I followed a little tutorial on Drag & Drop in HTML with Javascript, found here:
http://www.html5rocks.com/tutorials/dnd/basics/
The problem is, I'm working with an in-house style restriction. Meaning all documents have to be written to standards that everyone here uses.
For Javascript, one of them is to always write functions in the object-notation.
I.e.
var myFunction = function() {}
instead of
function myFunction() {}
In this tutorial, the events for the HTML5 drag & drop are added via the addEventHandler()
function. This requires you use the normal notation, because if you use the object-notation, the addEventHandler() function trips over it for some reason.

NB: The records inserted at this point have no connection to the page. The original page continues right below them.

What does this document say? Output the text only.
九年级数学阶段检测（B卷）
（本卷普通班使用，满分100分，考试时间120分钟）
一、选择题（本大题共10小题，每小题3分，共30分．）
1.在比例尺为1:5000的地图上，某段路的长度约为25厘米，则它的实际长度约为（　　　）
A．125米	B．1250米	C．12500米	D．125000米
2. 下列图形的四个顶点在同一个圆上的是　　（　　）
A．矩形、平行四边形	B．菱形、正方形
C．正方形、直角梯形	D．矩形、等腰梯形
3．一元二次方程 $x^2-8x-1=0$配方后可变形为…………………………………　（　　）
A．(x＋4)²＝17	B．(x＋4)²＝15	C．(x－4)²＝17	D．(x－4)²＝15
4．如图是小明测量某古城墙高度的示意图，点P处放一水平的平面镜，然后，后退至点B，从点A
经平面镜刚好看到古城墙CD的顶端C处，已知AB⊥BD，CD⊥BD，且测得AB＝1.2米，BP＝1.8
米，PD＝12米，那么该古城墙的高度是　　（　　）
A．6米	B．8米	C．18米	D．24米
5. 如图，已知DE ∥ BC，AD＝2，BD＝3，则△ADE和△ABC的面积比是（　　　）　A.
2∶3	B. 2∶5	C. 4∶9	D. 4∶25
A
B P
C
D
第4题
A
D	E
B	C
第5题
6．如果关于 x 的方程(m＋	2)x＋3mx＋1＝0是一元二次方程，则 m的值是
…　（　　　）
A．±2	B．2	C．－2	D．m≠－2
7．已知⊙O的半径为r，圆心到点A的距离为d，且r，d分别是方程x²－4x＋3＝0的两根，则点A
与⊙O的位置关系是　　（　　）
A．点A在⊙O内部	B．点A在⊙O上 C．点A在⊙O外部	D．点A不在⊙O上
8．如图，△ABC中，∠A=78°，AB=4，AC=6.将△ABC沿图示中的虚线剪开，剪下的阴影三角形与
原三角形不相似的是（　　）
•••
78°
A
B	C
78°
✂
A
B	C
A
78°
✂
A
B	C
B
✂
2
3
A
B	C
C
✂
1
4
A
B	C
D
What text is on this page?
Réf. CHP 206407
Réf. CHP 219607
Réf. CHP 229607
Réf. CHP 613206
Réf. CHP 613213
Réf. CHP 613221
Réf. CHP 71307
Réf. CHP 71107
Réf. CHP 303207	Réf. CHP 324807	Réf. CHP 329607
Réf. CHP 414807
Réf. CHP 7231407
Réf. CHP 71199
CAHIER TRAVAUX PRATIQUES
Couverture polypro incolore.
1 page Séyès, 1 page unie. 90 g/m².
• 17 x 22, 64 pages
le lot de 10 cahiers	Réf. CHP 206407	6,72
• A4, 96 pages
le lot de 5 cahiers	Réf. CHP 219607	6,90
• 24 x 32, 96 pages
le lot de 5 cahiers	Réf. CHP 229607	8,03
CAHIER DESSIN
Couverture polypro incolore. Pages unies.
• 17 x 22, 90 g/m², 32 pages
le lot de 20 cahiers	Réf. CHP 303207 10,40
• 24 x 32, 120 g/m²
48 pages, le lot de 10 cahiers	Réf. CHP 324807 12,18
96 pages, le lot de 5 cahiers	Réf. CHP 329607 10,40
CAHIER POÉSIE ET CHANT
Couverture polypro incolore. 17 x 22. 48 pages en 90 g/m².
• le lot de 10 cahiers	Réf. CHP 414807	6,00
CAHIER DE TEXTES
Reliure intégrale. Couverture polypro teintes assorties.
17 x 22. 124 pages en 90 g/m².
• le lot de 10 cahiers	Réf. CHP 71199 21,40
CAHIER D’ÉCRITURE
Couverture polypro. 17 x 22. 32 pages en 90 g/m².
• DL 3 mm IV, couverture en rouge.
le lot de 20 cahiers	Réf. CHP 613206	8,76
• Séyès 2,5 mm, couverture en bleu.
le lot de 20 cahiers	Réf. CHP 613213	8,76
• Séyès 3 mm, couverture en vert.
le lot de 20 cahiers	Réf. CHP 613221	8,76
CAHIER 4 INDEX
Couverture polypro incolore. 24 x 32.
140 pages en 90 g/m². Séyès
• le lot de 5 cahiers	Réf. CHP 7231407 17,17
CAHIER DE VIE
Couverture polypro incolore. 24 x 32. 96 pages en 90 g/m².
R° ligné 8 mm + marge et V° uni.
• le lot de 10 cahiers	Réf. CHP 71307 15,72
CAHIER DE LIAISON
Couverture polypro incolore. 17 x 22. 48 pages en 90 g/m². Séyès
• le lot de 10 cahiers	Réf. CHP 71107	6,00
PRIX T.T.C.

I tried re-writing everything to be like this, without addEventHandler:
myElement.dragstart = function(e) {}
But non of it worked. Using the normal notation with addEventHandler however, everything works like a charm. I just wanna make sure: am I overlooking something or should this work? Part of me suspects this is just not supported properly yet and you need to use addEventHandler. Is this the case?
Setting the dragstart
property vs using addEventHandler('dragstart', ...)
is not just a matter of notation. You can and should stick with addEventHandler
. There should be no problem, however, using this "style:"
var myFunction = function() {}
myElement.addEventListener('dragstart', myFunction, ...);
Okay, so this doesn't directly answer the question, but I feel it does need to be addressed in this context.
Writing
var myFunction = function() {}
instead of
function myFunction() {}
is not any sort of "object notation." The first is a function expression, since it's part of an AssignmentExpression
. The second is a function declaration. What's the difference? kangax explains it really well:
First of all, function declarations are parsed and evaluated before any other expressions are. Even if declaration is positioned last in a source, it will be evaluated foremost any other expressions contained in a scope.
...
Another important trait of function declarations is that declaring them conditionally is non-standardized and varies across different environments. You should never rely on functions being declared conditionally and use function expressions instead.
Do the people who set the JavaScript code standards in-house really understand the subtle differences?